- Yukarıkurudere Location within Turkey Yukarıkurudere Location within Turkey Aegean
- Coordinates: 38°55′36″N 31°01′46″E﻿ / ﻿38.92667°N 31.02944°E
- Country: Turkey
- Province: Afyonkarahisar
- District: Emirdağ
- Established: 1796

Government
- • Muhtar: Remzi Çalışır
- Elevation: 1,267 m (4,157 ft)
- Population (2021): 487
- Time zone: UTC+3 (TRT)
- Postal code: 03630

= Yukarıkurudere, Emirdağ =

Yukarıkurudere is a village in the Emirdağ District, Afyonkarahisar Province, Turkey. Its population is 487 (2021). Yukarıkurudere is located south of Mount Emirdağ, about 1276 meters above sea level. It is located at the Foothills of Dedeli mountain. The village includes 3 neighbourhoods: Palıtlı, Mazı and Mahrumlu.

The name Yukarıkurudere means Upper Dry Creek.

== History ==
In the past the village was united with Aşağıkurudere (Lower Dry Creek) but they split because of the distance between them. The name of the village before the split was Kurudere. Both Yukarıkurudere and Aşağıkurudere were established after 3 Yörük (Turkish nomadic) brothers migrated from Yozgat in 1796.

=== Emigration ===
The majority of the people emigrated to Europe from 1965 to 1990. Most moved to Belgium, while others landed in The Netherlands, Germany and France. The first to migrate to Europe was Hasan Palıt, followed by Gazi Palıt, also known as Gazi Hoca.

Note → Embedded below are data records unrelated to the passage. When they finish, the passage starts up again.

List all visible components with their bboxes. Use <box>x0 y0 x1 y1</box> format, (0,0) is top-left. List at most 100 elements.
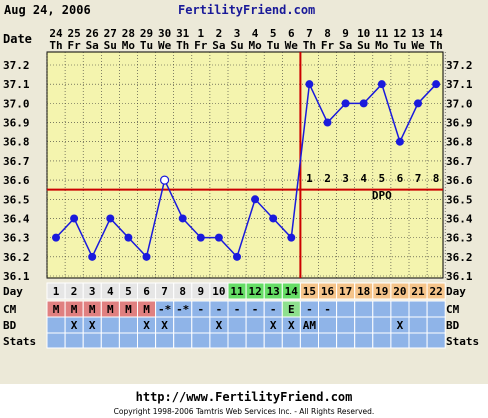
row-label-cm: CM <box>3 303 17 316</box>
cm-cell <box>372 300 392 318</box>
row-label-cm-right: CM <box>446 303 460 316</box>
weekday-label: Fr <box>194 39 208 52</box>
bd-value: X <box>270 319 277 332</box>
cycle-day-number: 10 <box>212 285 225 298</box>
bd-cell <box>354 316 374 334</box>
cm-value: -* <box>176 303 189 316</box>
weekday-label: Tu <box>267 39 280 52</box>
temperature-point <box>178 214 187 223</box>
cycle-day-number: 17 <box>339 285 352 298</box>
bd-value: X <box>216 319 223 332</box>
dpo-number: 7 <box>415 172 422 185</box>
stats-cell <box>318 332 338 349</box>
date-label: 12 <box>393 27 406 40</box>
cycle-day-number: 9 <box>197 285 204 298</box>
stats-cell <box>372 332 392 349</box>
cm-value: - <box>270 303 277 316</box>
date-label: 1 <box>197 27 204 40</box>
stats-cell <box>390 332 410 349</box>
temperature-point-open <box>160 175 170 185</box>
weekday-label: Su <box>104 39 117 52</box>
bd-cell <box>118 316 139 334</box>
weekday-label: Th <box>49 39 62 52</box>
y-tick-left: 36.6 <box>3 174 30 187</box>
cycle-day-number: 3 <box>89 285 96 298</box>
temperature-point <box>359 99 368 108</box>
stats-cell <box>426 332 446 349</box>
weekday-label: Mo <box>375 39 389 52</box>
stats-cell <box>354 332 374 349</box>
dpo-label: DPO <box>372 189 392 202</box>
date-label: 14 <box>429 27 443 40</box>
bd-value: X <box>397 319 404 332</box>
date-label: 26 <box>86 27 100 40</box>
chart-outer-white <box>0 384 488 418</box>
cm-value: - <box>216 303 223 316</box>
bd-cell <box>191 316 211 334</box>
dpo-number: 4 <box>360 172 367 185</box>
date-label: 2 <box>216 27 223 40</box>
weekday-label: Tu <box>393 39 406 52</box>
cycle-day-number: 5 <box>125 285 132 298</box>
cm-value: M <box>143 303 150 316</box>
date-label: 11 <box>375 27 389 40</box>
row-header-date: Date <box>3 32 32 46</box>
weekday-label: Sa <box>86 39 99 52</box>
stats-cell <box>336 332 356 349</box>
y-tick-left: 36.9 <box>3 117 30 130</box>
bd-value: X <box>161 319 168 332</box>
bd-cell <box>318 316 338 334</box>
date-label: 13 <box>411 27 424 40</box>
row-label-bd: BD <box>3 319 17 332</box>
weekday-label: Sa <box>339 39 352 52</box>
temperature-point <box>287 233 296 242</box>
temperature-point <box>251 195 260 204</box>
cycle-day-number: 14 <box>285 285 299 298</box>
stats-cell <box>299 332 319 349</box>
y-tick-right: 36.7 <box>446 155 473 168</box>
weekday-label: Fr <box>67 39 81 52</box>
temperature-point <box>305 80 314 89</box>
y-tick-right: 37.2 <box>446 59 473 72</box>
weekday-label: Mo <box>248 39 262 52</box>
bd-cell <box>173 316 193 334</box>
bd-cell <box>336 316 356 334</box>
dpo-number: 3 <box>342 172 349 185</box>
weekday-label: Th <box>429 39 442 52</box>
stats-cell <box>64 332 84 349</box>
cycle-day-number: 20 <box>393 285 406 298</box>
footer-url: http://www.FertilityFriend.com <box>136 390 353 404</box>
row-label-stats-right: Stats <box>446 335 479 348</box>
stats-cell <box>82 332 102 349</box>
cm-cell <box>426 300 446 318</box>
cycle-day-number: 22 <box>429 285 442 298</box>
date-label: 31 <box>176 27 190 40</box>
bd-value: X <box>288 319 295 332</box>
stats-cell <box>100 332 120 349</box>
weekday-label: Sa <box>212 39 225 52</box>
temperature-point <box>414 99 422 108</box>
temperature-point <box>395 137 404 146</box>
date-label: 30 <box>158 27 171 40</box>
bd-cell <box>227 316 247 334</box>
temperature-point <box>88 252 97 261</box>
row-label-day-right: Day <box>446 285 466 298</box>
date-label: 8 <box>324 27 331 40</box>
cm-cell <box>354 300 374 318</box>
y-tick-left: 36.5 <box>3 193 30 206</box>
dpo-number: 2 <box>324 172 331 185</box>
cm-value: E <box>288 303 295 316</box>
date-label: 28 <box>122 27 135 40</box>
date-label: 4 <box>252 27 259 40</box>
row-label-bd-right: BD <box>446 319 460 332</box>
y-tick-left: 36.1 <box>3 270 30 283</box>
cm-value: M <box>53 303 60 316</box>
chart-date: Aug 24, 2006 <box>4 3 91 17</box>
cycle-day-number: 21 <box>411 285 425 298</box>
weekday-label: Mo <box>122 39 136 52</box>
y-tick-right: 36.1 <box>446 270 473 283</box>
temperature-point <box>52 233 60 242</box>
stats-cell <box>155 332 175 349</box>
cm-value: - <box>252 303 259 316</box>
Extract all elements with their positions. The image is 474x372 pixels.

=== 2010 Derbent-Kurudere water crisis ===
When a water source was found between Yukarıkurudere and Derbent in 2010, both villages claimed the water source, launching a conflict. The court awarded the water source to Derbent. After this decision the Yukarikurudere village held a referendum in 2012 to join the Kemerkaya village so they could have access to water. The citizens voted "No" by four votes.

== Demographics ==
The village is an Oghuz village. The majority of the people are from the Morcalı tribe, which is a subtribe of the Avşar Tribe. They belong to the Bozulus tribal confederation.